The small images worked for me too but the larger ones seem to cause gimp-1.2 to go into an endless loop. I'd say it's this particular piece of code in interface.c: /* Limit to the size of the screen... */ while (n_width > s_width || n_height > s_height) { if (scaledest > 1) scaledest--; else if (scalesrc < 0xff) scalesrc++; n_width = width * (scaledest * SCREEN_XRES (gdisp)) / (scalesrc * gdisp->gimage->xresolution); n_height = height * (scaledest * SCREEN_XRES (gdisp)) / (scalesrc * gdisp->gimage->xresolution); } This loop tries to calculate the initial display scale ratio. And indeed, if I enter a debugging printf() there, I can verify that gimp gets stuck in that while loop if I try to reproduce your second example (1000 x 225200).
Created attachment 13470 [details] [review] simple patch to break out of the loop
The different behaviour for the reporter in the 1 dpi images might be dependant on the screen resolution. I did my tests with 1024x768.
The attached patch seems to fix the problem. I haven't yet tested all cases since I lack the physical RAM here but I will commit the change to CVS since it's definitely fixing a problem. After this change, I can create the image of 1000 x 225200 pixels at 100 dpi. It doesn't fit on screen (since that's what the loop tries to achieve) but at least it gets displayed at all.

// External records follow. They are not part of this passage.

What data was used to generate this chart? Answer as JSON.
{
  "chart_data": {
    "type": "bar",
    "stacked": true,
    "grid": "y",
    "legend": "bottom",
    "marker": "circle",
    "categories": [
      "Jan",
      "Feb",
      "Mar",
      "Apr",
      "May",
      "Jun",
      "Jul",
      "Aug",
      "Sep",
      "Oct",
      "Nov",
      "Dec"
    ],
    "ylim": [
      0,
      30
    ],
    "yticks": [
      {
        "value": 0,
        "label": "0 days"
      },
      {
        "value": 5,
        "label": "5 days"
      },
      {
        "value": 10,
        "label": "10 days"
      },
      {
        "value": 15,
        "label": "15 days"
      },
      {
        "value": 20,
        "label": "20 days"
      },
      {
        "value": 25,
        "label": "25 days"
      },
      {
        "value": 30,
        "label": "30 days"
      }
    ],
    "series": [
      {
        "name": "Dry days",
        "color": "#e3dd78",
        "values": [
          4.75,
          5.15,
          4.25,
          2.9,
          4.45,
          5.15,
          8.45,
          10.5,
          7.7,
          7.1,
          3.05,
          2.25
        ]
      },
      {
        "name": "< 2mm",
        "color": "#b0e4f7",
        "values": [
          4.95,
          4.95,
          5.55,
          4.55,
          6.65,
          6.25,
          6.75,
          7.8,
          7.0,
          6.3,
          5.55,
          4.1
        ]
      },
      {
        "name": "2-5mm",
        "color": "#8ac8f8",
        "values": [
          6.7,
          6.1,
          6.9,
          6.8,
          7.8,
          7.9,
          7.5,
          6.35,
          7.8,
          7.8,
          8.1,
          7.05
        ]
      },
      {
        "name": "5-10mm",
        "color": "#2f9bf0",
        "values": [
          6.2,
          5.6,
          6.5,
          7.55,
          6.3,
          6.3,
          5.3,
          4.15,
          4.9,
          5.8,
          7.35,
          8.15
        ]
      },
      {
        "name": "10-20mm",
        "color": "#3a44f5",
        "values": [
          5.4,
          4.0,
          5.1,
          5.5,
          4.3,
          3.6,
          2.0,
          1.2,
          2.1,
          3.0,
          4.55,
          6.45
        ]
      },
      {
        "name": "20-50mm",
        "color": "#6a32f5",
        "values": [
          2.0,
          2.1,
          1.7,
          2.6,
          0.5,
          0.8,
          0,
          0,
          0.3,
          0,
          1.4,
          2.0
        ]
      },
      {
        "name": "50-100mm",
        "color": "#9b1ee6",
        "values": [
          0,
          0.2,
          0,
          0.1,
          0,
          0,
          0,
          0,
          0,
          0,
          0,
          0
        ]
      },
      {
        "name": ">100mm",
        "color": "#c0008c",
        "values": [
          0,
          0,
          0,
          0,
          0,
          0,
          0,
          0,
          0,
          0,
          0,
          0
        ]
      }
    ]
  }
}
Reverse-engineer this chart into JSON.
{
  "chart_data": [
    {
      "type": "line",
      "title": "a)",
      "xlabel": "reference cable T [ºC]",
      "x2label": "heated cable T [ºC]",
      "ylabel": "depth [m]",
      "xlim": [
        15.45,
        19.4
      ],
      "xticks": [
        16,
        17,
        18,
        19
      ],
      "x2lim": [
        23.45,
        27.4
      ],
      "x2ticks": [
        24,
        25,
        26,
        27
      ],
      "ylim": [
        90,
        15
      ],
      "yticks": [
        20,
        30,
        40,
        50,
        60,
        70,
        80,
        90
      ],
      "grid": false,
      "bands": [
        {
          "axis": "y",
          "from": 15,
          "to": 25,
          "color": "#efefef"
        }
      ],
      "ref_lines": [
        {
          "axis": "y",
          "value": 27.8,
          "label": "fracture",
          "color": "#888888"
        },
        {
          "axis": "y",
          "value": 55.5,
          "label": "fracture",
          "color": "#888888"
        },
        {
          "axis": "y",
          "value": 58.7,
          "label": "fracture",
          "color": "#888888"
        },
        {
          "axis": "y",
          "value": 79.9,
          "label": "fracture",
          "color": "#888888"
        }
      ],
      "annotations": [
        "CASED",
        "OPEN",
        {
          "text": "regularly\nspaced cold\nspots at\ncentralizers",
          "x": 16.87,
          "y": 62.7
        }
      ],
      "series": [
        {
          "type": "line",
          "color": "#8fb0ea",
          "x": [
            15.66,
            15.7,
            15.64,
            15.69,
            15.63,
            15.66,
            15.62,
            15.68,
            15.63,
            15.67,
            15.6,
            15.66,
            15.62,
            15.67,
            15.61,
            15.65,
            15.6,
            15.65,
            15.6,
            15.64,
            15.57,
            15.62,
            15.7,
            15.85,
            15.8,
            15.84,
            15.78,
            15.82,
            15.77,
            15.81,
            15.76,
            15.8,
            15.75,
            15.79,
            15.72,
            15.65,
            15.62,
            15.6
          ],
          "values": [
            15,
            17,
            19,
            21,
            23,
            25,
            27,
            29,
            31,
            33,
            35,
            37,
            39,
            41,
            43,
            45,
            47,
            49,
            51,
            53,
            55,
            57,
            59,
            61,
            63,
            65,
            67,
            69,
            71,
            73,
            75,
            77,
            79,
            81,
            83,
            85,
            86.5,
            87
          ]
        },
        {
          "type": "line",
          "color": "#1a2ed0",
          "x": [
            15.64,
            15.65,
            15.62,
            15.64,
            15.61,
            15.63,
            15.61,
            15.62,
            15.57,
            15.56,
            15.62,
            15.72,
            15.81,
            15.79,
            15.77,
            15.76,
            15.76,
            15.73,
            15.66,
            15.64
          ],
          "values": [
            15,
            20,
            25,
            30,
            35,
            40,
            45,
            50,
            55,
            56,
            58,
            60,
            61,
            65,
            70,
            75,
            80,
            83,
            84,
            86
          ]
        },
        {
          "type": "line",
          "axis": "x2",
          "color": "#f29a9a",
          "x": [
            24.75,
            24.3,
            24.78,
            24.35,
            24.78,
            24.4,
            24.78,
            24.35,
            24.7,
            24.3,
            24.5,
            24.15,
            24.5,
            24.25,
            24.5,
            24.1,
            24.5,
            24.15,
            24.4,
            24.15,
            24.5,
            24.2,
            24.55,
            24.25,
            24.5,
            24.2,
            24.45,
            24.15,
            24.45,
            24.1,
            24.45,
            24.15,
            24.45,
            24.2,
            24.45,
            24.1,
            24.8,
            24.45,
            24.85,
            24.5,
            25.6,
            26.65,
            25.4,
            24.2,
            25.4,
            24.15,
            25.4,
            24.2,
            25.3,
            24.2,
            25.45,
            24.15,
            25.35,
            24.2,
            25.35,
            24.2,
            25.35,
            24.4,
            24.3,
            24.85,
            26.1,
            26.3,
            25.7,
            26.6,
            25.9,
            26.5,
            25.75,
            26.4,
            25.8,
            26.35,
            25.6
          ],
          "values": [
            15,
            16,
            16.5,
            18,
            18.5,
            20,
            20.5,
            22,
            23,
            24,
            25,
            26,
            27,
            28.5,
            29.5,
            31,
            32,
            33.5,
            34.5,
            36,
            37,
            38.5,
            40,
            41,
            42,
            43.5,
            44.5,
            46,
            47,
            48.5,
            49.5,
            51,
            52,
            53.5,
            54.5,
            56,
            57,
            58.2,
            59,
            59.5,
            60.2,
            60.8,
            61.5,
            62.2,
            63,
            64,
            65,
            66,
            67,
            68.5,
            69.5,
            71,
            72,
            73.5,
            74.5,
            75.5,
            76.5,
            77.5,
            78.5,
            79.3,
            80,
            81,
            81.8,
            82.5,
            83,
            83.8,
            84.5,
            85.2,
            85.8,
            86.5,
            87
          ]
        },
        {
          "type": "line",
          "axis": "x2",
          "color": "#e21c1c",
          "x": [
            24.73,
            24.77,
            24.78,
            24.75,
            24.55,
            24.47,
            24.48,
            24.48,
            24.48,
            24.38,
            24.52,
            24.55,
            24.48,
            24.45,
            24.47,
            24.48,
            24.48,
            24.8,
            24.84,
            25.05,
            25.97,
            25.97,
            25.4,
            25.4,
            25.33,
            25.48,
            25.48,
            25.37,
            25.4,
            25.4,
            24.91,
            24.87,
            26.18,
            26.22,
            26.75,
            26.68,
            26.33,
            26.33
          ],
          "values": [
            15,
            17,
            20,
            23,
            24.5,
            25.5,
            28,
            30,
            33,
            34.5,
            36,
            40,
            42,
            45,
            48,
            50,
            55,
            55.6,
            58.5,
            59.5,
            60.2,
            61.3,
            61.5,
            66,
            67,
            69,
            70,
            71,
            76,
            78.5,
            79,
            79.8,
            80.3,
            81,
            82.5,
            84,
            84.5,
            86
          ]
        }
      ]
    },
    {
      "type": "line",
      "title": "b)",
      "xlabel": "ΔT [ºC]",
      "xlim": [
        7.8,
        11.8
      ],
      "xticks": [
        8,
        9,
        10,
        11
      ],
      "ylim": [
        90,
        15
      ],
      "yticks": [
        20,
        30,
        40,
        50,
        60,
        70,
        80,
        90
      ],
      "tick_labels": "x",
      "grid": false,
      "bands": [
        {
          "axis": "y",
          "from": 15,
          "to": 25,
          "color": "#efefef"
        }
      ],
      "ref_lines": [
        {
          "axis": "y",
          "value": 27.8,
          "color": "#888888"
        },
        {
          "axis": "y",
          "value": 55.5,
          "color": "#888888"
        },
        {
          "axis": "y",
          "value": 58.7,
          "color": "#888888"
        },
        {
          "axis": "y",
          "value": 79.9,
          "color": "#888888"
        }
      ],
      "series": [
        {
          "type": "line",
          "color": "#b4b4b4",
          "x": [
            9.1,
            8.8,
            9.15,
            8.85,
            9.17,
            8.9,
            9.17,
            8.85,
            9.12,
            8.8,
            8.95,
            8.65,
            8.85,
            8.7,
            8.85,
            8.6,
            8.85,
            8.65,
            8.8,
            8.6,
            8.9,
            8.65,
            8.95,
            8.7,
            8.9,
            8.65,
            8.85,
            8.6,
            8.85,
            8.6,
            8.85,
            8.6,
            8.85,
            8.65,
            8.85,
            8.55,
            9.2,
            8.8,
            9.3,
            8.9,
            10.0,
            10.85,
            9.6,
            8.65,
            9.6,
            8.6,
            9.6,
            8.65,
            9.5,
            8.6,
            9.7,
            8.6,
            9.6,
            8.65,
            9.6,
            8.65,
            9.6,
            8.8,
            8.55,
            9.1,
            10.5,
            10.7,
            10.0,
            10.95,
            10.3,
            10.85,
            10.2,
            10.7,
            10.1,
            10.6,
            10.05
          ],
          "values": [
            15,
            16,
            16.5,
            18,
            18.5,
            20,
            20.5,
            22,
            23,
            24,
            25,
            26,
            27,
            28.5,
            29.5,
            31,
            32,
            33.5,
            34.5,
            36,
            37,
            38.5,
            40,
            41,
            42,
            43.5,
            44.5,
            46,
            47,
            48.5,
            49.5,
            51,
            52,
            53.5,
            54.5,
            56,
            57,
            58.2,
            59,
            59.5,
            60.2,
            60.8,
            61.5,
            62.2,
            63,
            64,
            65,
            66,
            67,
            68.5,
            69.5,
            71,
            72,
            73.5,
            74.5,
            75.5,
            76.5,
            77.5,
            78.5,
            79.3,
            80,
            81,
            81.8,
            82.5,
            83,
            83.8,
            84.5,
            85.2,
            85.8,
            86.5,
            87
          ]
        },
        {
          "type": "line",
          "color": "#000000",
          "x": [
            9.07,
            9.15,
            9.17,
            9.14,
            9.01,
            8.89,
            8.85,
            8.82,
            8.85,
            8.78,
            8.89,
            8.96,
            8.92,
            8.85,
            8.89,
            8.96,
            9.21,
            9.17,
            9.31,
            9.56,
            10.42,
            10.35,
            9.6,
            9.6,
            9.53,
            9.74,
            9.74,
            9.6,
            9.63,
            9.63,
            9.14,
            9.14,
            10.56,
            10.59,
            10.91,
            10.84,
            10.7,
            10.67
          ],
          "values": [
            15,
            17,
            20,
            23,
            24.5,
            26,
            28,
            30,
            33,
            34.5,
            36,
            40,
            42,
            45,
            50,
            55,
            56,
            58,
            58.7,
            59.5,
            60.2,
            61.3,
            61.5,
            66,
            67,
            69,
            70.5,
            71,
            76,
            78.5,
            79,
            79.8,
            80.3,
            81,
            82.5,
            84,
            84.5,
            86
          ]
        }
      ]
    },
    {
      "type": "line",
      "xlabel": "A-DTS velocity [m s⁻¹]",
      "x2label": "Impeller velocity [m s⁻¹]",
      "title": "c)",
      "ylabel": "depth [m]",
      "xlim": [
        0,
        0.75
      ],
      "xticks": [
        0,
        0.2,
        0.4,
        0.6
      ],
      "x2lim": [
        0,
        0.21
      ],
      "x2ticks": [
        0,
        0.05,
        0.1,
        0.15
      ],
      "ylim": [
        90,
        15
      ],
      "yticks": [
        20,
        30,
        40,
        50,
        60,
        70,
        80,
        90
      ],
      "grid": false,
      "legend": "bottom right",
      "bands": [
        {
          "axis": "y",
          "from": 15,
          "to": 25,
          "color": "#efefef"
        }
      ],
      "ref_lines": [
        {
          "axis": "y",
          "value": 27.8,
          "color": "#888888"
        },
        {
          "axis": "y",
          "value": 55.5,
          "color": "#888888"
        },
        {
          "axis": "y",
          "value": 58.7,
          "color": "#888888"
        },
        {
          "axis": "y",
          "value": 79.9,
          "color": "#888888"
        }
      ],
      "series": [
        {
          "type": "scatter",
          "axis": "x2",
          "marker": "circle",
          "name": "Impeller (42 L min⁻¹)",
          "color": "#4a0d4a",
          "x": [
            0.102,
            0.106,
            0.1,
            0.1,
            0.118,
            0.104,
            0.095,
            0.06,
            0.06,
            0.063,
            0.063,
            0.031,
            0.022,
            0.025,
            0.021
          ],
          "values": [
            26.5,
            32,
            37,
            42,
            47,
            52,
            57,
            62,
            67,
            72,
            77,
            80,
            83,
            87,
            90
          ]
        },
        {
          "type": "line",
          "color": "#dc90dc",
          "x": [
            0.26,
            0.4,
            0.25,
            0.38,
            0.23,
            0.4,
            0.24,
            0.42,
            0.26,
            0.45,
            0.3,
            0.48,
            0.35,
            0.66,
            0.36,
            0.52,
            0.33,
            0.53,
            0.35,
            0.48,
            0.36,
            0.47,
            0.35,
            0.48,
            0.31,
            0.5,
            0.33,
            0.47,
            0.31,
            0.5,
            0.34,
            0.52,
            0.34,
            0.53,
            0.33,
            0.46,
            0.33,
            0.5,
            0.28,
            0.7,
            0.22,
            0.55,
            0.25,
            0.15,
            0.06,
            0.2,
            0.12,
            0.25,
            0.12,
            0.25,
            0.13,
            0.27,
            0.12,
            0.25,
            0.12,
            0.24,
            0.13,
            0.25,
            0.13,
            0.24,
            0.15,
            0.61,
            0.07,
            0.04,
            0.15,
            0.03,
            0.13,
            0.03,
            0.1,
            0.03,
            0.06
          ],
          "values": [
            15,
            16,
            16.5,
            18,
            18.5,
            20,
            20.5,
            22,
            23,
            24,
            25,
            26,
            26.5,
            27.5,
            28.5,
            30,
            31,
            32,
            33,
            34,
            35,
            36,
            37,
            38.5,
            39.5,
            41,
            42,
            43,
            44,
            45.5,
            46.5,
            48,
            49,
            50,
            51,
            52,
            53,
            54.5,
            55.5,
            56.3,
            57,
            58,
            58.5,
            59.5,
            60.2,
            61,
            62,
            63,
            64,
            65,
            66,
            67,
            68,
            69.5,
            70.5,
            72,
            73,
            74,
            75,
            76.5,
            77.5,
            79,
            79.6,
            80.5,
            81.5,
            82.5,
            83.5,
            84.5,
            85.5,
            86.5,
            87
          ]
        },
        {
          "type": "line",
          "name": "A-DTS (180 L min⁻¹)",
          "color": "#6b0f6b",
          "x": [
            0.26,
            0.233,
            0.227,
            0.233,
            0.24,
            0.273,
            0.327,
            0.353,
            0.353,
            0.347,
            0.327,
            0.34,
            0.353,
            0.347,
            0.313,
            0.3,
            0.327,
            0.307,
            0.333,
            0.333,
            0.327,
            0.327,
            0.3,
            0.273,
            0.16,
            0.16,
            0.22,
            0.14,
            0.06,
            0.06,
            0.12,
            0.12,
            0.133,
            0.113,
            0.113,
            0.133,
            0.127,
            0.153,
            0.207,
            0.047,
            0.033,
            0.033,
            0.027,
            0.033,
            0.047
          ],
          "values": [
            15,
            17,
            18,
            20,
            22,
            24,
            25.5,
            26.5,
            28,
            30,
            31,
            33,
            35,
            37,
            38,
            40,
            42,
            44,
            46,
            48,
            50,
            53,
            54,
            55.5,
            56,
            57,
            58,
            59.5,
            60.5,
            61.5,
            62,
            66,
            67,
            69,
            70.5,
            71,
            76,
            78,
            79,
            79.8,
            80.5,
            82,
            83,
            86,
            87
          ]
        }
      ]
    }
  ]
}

We should test how this change affects bug #94979.
Applied the following changes to the stable branch. Needs to be fixed in 1.3 as well: 2003-01-10 Sven Neumann <sven@gimp.org> * app/interface.c (create_display_shell): break out of the loop that calculates the initial zoom ratio in case we hit our limits. Seems to fix bug #103030. * app/scale.c (change_scale): removed a check that dates back to the times when we used Motif for our user interface and scrollbars used short values. Fixes bug #94979.
I am running at 1600 x 1200 resolution, so that may explain the differences in behavior with the lowest resolution tests noted by others here who were running at lower resolutions.
Fixed in the HEAD branch as well: 2003-01-10 Sven Neumann <sven@gimp.org> * app/display/gimpdisplayshell.c (gimp_display_shell_new): merged fix for bug #103030 from stable branch.
The fix is part of the stable release 1.2.4. Closing this bug.